While coding for WordPress (themes or plugins), one of the most important things is the consistent coding standards. The WordPress core team published the WordPress Coding Standards quite a long time ago and if you are using PHPStorm, you can turn on its support for WordPress (not only coding standards but also hooks and many useful things). However, if you're using another editor/IDE (Sublime Text for example), it's hard to auto format the code to match WordPress rules. Is there a way to automatically fix all the PHP files and make them styled beautifully? This article shows you how to install and use a command line tool to check and fix coding standards for all PHP files. As I'm using Windows with XAMPP, the guide focuses on this environment.

1. Add path to PHP to the system PATH

This step makes sure you can run php and pear from the command line. To do that, press Windows + Pause/Break to open the System window. Then click on Advanced system settings → Environment Variables. Select PATH and click Edit button as bellow:

Add PHP to system PATH

Click on the New button and add the path to the php folder of your XAMPP install. In my case, it's C:\xampp\php\,.

Add PHP to system PATH

After finishing, log out to refresh the system PATH. Then you run php and pear from the command line. (Try php -i for PHP info or pear -i for PEAR).

Note:

If you not using XAMPP like AMPPS, you might see pear is not installed. To fix that, you need to manually install it. Just download it here and run php go-pear.phar! Check out this guide for more information about manual installing PEAR.
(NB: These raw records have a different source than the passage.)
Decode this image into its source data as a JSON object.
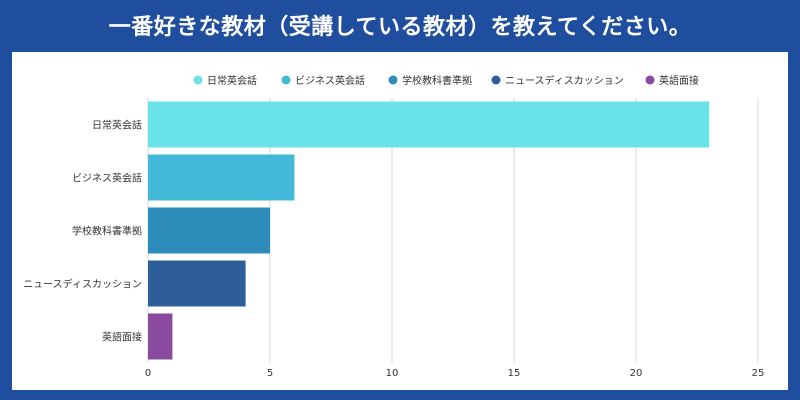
{
  "header": {
    "title": "一番好きな教材（受講している教材）を教えてください。"
  },
  "colors": {
    "frame": "#1f4e9e",
    "grid": "#d9d9d9",
    "text": "#333333"
  },
  "chart_data": {
    "type": "bar",
    "orientation": "horizontal",
    "title": "一番好きな教材（受講している教材）を教えてください。",
    "categories": [
      "日常英会話",
      "ビジネス英会話",
      "学校教科書準拠",
      "ニュースディスカッション",
      "英語面接"
    ],
    "values": [
      23,
      6,
      5,
      4,
      1
    ],
    "bar_colors": [
      "#6ae3e8",
      "#43b8d8",
      "#2d8cba",
      "#2d5e97",
      "#8a4aa0"
    ],
    "legend": {
      "position": "top",
      "entries": [
        "日常英会話",
        "ビジネス英会話",
        "学校教科書準拠",
        "ニュースディスカッション",
        "英語面接"
      ]
    },
    "xlim": [
      0,
      25
    ],
    "xticks": [
      0,
      5,
      10,
      15,
      20,
      25
    ],
    "grid": true,
    "xlabel": "",
    "ylabel": ""
  }
}
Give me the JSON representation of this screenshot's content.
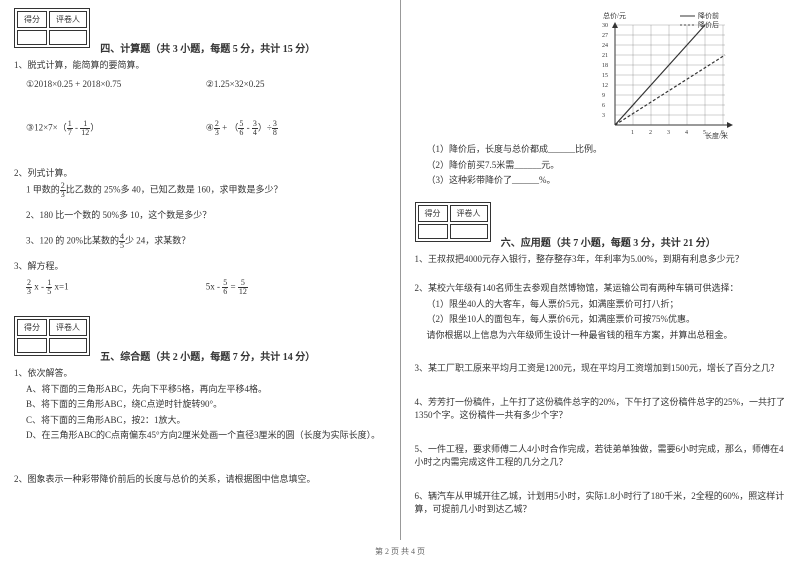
{
  "left": {
    "score_header": [
      "得分",
      "评卷人"
    ],
    "s4_title": "四、计算题（共 3 小题，每题 5 分，共计 15 分）",
    "q1": "1、脱式计算，能简算的要简算。",
    "q1a": "①2018×0.25 + 2018×0.75",
    "q1b": "②1.25×32×0.25",
    "q1c_pre": "③12×7×（",
    "q1c_f1n": "1",
    "q1c_f1d": "7",
    "q1c_mid": " - ",
    "q1c_f2n": "1",
    "q1c_f2d": "12",
    "q1c_post": "）",
    "q1d_pre": "④",
    "q1d_f1n": "2",
    "q1d_f1d": "3",
    "q1d_m1": " + （",
    "q1d_f2n": "5",
    "q1d_f2d": "6",
    "q1d_m2": " - ",
    "q1d_f3n": "3",
    "q1d_f3d": "4",
    "q1d_m3": "）÷",
    "q1d_f4n": "3",
    "q1d_f4d": "8",
    "q2": "2、列式计算。",
    "q2_1a": "1 甲数的",
    "q2_1fn": "2",
    "q2_1fd": "3",
    "q2_1b": "比乙数的 25%多 40，已知乙数是 160，求甲数是多少？",
    "q2_2": "2、180 比一个数的 50%多 10，这个数是多少？",
    "q2_3a": "3、120 的 20%比某数的",
    "q2_3fn": "4",
    "q2_3fd": "5",
    "q2_3b": "少 24，求某数？",
    "q3": "3、解方程。",
    "q3_1_f1n": "2",
    "q3_1_f1d": "3",
    "q3_1_m1": " x - ",
    "q3_1_f2n": "1",
    "q3_1_f2d": "5",
    "q3_1_m2": " x=1",
    "q3_2_pre": "5x - ",
    "q3_2_f1n": "5",
    "q3_2_f1d": "6",
    "q3_2_m": " = ",
    "q3_2_f2n": "5",
    "q3_2_f2d": "12",
    "s5_title": "五、综合题（共 2 小题，每题 7 分，共计 14 分）",
    "s5_q1": "1、依次解答。",
    "s5_q1a": "A、将下面的三角形ABC，先向下平移5格，再向左平移4格。",
    "s5_q1b": "B、将下面的三角形ABC，绕C点逆时针旋转90°。",
    "s5_q1c": "C、将下面的三角形ABC，按2：1放大。",
    "s5_q1d": "D、在三角形ABC的C点南偏东45°方向2厘米处画一个直径3厘米的圆（长度为实际长度）。",
    "s5_q2": "2、图象表示一种彩带降价前后的长度与总价的关系，请根据图中信息填空。"
  },
  "right": {
    "chart": {
      "ylabel": "总价/元",
      "xlabel": "长度/米",
      "legend1": "降价前",
      "legend2": "降价后",
      "yticks": [
        "3",
        "6",
        "9",
        "12",
        "15",
        "18",
        "21",
        "24",
        "27",
        "30"
      ],
      "xticks": [
        "1",
        "2",
        "3",
        "4",
        "5",
        "6"
      ],
      "line1_color": "#333",
      "line2_color": "#333",
      "grid_color": "#666",
      "bg": "#ffffff"
    },
    "chart_q1": "（1）降价后，长度与总价都成______比例。",
    "chart_q2": "（2）降价前买7.5米需______元。",
    "chart_q3": "（3）这种彩带降价了______%。",
    "score_header": [
      "得分",
      "评卷人"
    ],
    "s6_title": "六、应用题（共 7 小题，每题 3 分，共计 21 分）",
    "s6_q1": "1、王叔叔把4000元存入银行，整存整存3年，年利率为5.00%，到期有利息多少元？",
    "s6_q2": "2、某校六年级有140名师生去参观自然博物馆，某运输公司有两种车辆可供选择：",
    "s6_q2a": "（1）限坐40人的大客车，每人票价5元，如满座票价可打八折；",
    "s6_q2b": "（2）限坐10人的面包车，每人票价6元，如满座票价可按75%优惠。",
    "s6_q2c": "请你根据以上信息为六年级师生设计一种最省钱的租车方案，并算出总租金。",
    "s6_q3": "3、某工厂职工原来平均月工资是1200元，现在平均月工资增加到1500元，增长了百分之几？",
    "s6_q4": "4、芳芳打一份稿件，上午打了这份稿件总字的20%，下午打了这份稿件总字的25%，一共打了1350个字。这份稿件一共有多少个字？",
    "s6_q5": "5、一件工程，要求师傅二人4小时合作完成，若徒弟单独做，需要6小时完成，那么，师傅在4小时之内需完成这件工程的几分之几？",
    "s6_q6": "6、辆汽车从甲城开往乙城，计划用5小时，实际1.8小时行了180千米，2全程的60%，照这样计算，可提前几小时到达乙城？"
  },
  "footer": "第 2 页 共 4 页"
}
2. Installing PHP CodeSniffer

The easiest way to install PHP CodeSniffer is running the following command:

pear install PHP_CodeSniffer

There are some alternative methods. After installing PHP CodeSniffer, 2 commands phpcs (for checking coding standards) and phpcbf (for auto fixing) are available from your command line. But we need to install WordPress Coding Standards before going further.

3. Installing WordPress Coding Standards

Run the following commands:

git clone -b master https://github.com/WordPress-Coding-Standards/WordPress-Coding-Standards.git
phpcs --config-set installed_paths /path/to/WordPress-Coding-Standards

These commands clone the WordPress Coding Standards from Github and set tell PHP CodeSniffer to add it into the set of available standards. If you prefer installing with Composer, you can follow this guide.
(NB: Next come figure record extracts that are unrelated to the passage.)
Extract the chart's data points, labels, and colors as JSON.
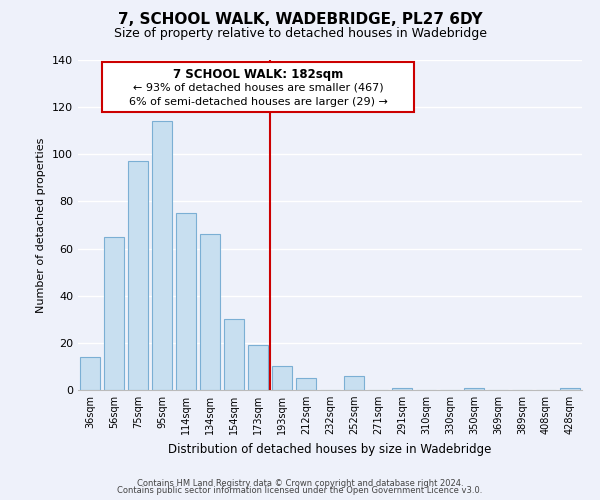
{
  "title": "7, SCHOOL WALK, WADEBRIDGE, PL27 6DY",
  "subtitle": "Size of property relative to detached houses in Wadebridge",
  "xlabel": "Distribution of detached houses by size in Wadebridge",
  "ylabel": "Number of detached properties",
  "bar_labels": [
    "36sqm",
    "56sqm",
    "75sqm",
    "95sqm",
    "114sqm",
    "134sqm",
    "154sqm",
    "173sqm",
    "193sqm",
    "212sqm",
    "232sqm",
    "252sqm",
    "271sqm",
    "291sqm",
    "310sqm",
    "330sqm",
    "350sqm",
    "369sqm",
    "389sqm",
    "408sqm",
    "428sqm"
  ],
  "bar_values": [
    14,
    65,
    97,
    114,
    75,
    66,
    30,
    19,
    10,
    5,
    0,
    6,
    0,
    1,
    0,
    0,
    1,
    0,
    0,
    0,
    1
  ],
  "bar_color": "#c8dff0",
  "bar_edge_color": "#7bafd4",
  "vline_x": 7.5,
  "vline_color": "#cc0000",
  "annotation_title": "7 SCHOOL WALK: 182sqm",
  "annotation_line1": "← 93% of detached houses are smaller (467)",
  "annotation_line2": "6% of semi-detached houses are larger (29) →",
  "annotation_box_color": "#ffffff",
  "annotation_box_edge": "#cc0000",
  "ylim": [
    0,
    140
  ],
  "yticks": [
    0,
    20,
    40,
    60,
    80,
    100,
    120,
    140
  ],
  "footer1": "Contains HM Land Registry data © Crown copyright and database right 2024.",
  "footer2": "Contains public sector information licensed under the Open Government Licence v3.0.",
  "bg_color": "#eef1fa"
}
4. Check PHP files against WordPress Coding Standards

Now it's time to check your PHP files to see if they're well coded. I often run the check for the whole theme or plugin folder, so I run:

cd /path/to/theme
phpcs --standard=WordPress --extensions=php . > check.txt

The result will be stored in a file check.txt so we can reference later to fix all the issues. The content of that file looks like this:

Check PHP files againts WP coding standards

Note the checked boxes: they're the errors that can be automatically fixed by phpcbf!

This is a very important thing that can help us save a lot of time if we manually fix all the errors.
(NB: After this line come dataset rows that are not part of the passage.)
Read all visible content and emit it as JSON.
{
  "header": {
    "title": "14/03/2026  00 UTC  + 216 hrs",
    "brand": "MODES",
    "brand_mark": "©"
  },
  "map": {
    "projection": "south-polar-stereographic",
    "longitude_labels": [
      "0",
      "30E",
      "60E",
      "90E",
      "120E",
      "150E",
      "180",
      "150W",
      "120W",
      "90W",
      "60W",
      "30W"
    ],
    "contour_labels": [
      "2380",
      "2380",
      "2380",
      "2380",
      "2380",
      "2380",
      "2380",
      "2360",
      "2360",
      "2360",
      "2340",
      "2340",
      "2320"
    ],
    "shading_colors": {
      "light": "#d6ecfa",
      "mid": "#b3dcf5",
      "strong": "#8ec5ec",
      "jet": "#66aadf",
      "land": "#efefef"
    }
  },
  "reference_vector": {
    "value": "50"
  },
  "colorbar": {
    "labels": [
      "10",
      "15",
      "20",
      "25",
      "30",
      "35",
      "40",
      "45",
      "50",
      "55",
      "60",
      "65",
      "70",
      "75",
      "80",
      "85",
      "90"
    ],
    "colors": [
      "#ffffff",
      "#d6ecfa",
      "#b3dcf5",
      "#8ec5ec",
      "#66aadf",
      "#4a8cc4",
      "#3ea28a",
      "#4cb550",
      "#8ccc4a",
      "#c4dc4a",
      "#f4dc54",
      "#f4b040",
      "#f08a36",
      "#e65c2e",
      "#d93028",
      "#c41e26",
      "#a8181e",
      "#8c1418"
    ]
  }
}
5. Automatically fix coding standards errors

To fix all the coding standards errors, run this command:

phpcbf --standard=WordPress --extensions=php .

The fix will be applied to all files and you can check them manually to verify.

Note: not all the errors are fixed! The errors that don't have checked box can't be fixed by phpcbf. You need to manually fix them.

Bonus

Bonus 1: If you're using NPM, it's better to save these commands into the package.json file, so you can run them faster:

{
   "scripts": {
      "check": "phpcs --standard=WordPress --extensions=php . > check.txt",
      "fix": "phpcbf --standard=WordPress --extensions=php ."
   }
}

Now you can run:

npm run check
npm run fix

instead of the long commands above.

Bonus 2: You can ignore the --extensions=php to check coding standards for CSS/JS files as well. While this is not very important (as we mostly write in SASS/LESS), I found it very helpful to auto format the CSS/JS file!

Hope these commands can help you code better and save you some time. If you're using a similar tool or another way to do that, please share with me in the comments.